Additionally, the c/e sets are not limited to learnable skills. They also include your native environment’s magical curses, blessings, etc. These can drastically alter your physical form. These are level appropriate powers, the same as the learned skills. These c/e basically allow you to define your character’s body. So you can make a fairy or a centaur. Magic makes the races as malleable as dogs. Of course, the appearance of any particular individual signals their abilities. In fact, this is more true for environmental abilities than culturally learned abilities.
Here are two example c/e packages:
Forest Assassin
C/E: Culture trait.
Description: You have learned from the best. You are a master at surviving in the wilderness, picking off your enemies one by one.
Level benefits:
1 Master of Camouflage
3 Fleeing Shot
6 Hidden Snare
etc.
Quadruped
C/E: Environmental trait.
Description: You are a quadruped.
Level benefits:
1 Gallop
3 Enduring Canter
6 Great Leap
etc.
Now, you may argue that the environmental traits are basically your race. Or that this system allows every player to create a unique race, and this turns the setting into shit.

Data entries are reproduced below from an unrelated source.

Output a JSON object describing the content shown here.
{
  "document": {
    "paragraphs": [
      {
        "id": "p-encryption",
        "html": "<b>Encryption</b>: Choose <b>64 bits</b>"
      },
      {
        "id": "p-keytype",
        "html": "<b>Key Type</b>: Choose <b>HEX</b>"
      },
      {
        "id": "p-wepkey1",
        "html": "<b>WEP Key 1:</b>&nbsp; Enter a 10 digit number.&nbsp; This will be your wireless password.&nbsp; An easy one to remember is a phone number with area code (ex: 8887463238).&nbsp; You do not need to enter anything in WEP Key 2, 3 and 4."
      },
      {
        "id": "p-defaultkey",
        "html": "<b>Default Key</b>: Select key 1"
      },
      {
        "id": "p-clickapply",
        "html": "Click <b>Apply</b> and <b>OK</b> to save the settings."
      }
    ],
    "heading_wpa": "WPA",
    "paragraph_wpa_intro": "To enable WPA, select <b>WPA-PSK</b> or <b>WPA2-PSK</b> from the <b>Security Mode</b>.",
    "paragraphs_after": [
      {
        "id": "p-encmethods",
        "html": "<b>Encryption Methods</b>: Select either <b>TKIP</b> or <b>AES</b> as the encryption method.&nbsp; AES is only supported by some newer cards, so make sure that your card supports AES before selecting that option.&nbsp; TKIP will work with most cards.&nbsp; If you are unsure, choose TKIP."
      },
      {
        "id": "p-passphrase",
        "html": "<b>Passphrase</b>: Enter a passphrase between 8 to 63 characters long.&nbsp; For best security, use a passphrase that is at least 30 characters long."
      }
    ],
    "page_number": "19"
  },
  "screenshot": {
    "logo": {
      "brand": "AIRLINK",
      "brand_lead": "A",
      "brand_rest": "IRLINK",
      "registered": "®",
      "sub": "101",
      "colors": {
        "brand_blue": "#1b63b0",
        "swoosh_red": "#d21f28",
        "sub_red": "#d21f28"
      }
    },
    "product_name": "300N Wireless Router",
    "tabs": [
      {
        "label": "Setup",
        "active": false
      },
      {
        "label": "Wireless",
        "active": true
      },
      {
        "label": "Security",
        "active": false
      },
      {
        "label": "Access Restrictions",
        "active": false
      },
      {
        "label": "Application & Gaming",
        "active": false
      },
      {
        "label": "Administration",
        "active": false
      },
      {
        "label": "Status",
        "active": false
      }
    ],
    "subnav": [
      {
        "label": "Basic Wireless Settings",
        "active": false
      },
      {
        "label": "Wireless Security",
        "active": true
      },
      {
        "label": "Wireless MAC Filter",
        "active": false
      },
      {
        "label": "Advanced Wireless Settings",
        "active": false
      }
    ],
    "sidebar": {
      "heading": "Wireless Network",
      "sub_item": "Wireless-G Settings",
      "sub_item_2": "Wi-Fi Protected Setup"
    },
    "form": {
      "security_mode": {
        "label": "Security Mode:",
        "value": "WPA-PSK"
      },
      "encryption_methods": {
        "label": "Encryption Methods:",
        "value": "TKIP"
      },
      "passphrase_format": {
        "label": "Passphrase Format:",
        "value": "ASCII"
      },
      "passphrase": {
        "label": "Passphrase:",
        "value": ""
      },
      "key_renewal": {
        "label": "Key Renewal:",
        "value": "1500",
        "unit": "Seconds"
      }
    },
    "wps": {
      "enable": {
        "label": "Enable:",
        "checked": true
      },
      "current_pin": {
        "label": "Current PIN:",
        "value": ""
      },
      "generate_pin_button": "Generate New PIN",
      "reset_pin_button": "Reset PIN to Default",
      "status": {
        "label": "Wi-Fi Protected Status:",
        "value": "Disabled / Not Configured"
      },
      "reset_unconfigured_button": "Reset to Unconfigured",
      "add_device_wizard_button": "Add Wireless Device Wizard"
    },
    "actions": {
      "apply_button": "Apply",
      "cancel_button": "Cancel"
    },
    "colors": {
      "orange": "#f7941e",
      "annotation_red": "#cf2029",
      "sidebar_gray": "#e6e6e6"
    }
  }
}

My responses to this are: So? And Bullshit.
To elaborate: What does it matter that your native environment has a huge effect on your physical appearance? We expect Pc’s to take transformational classes, gain deity-like power, and drastically alter the course of regional or world events. How is gameworld verisimilitude destroyed by the fact that this orc chose to be a centaur-like creature? He comes from a small tribe of them off in the gray sands. He was cursed. He is an experiment. Who cares? The player and the group get their centaur, and it doesn’t unduly strain credulity. His being a centaur does not create balance issues. This one centaur isn’t even a drop in the ocean compared to the tsunami of fantastic abilities, magical empires, and gods in a gameworld.
It has been decided that classes differentiate themselves based on breadth of abilities in performing a particular schtick. Any particular class might be able to solve a problem in half a dozen ways. A relevant question might be: “How much does the setting change when a class goes from having 5 solutions to 6 solutions to a particular problem.” The answer is obviously: “An acceptable amount.”
C/e abilities are the 6th ability. It does not harm the setting any more than a single class ability. And don’t give me shit about it being too rare that it fucks up game balance for the entire setting. ANY particular class ability might not be chosen by ANY player in a gaming group. It might not even come up in a particular campaign for any npc. Having a centaur in the setting can have exactly the same impact on the setting as a wizard choosing to learn a level appropriate spell which is similar to half a dozen similar spells.
Additionally, the centaur ability doesn’t need to be accounted for in the communities/nations/races of setting at all. It is a player selectable ability that only they have, they can be one of a kind, explained by magic. This centaur in no way impacts the thematic aspects of the setting, and it does not damage game balance any more than one wizard spell.
Frank, you don’t have to describe centaurs at all in your setting. We simply should make a short rubric in the rules for how to create one. It could be as short as a paragraph in one of the player selectable c/e backgrounds.
Thank you for reading all of that. Do people think this is an acceptable solution? If not, what modifications would you make to the above?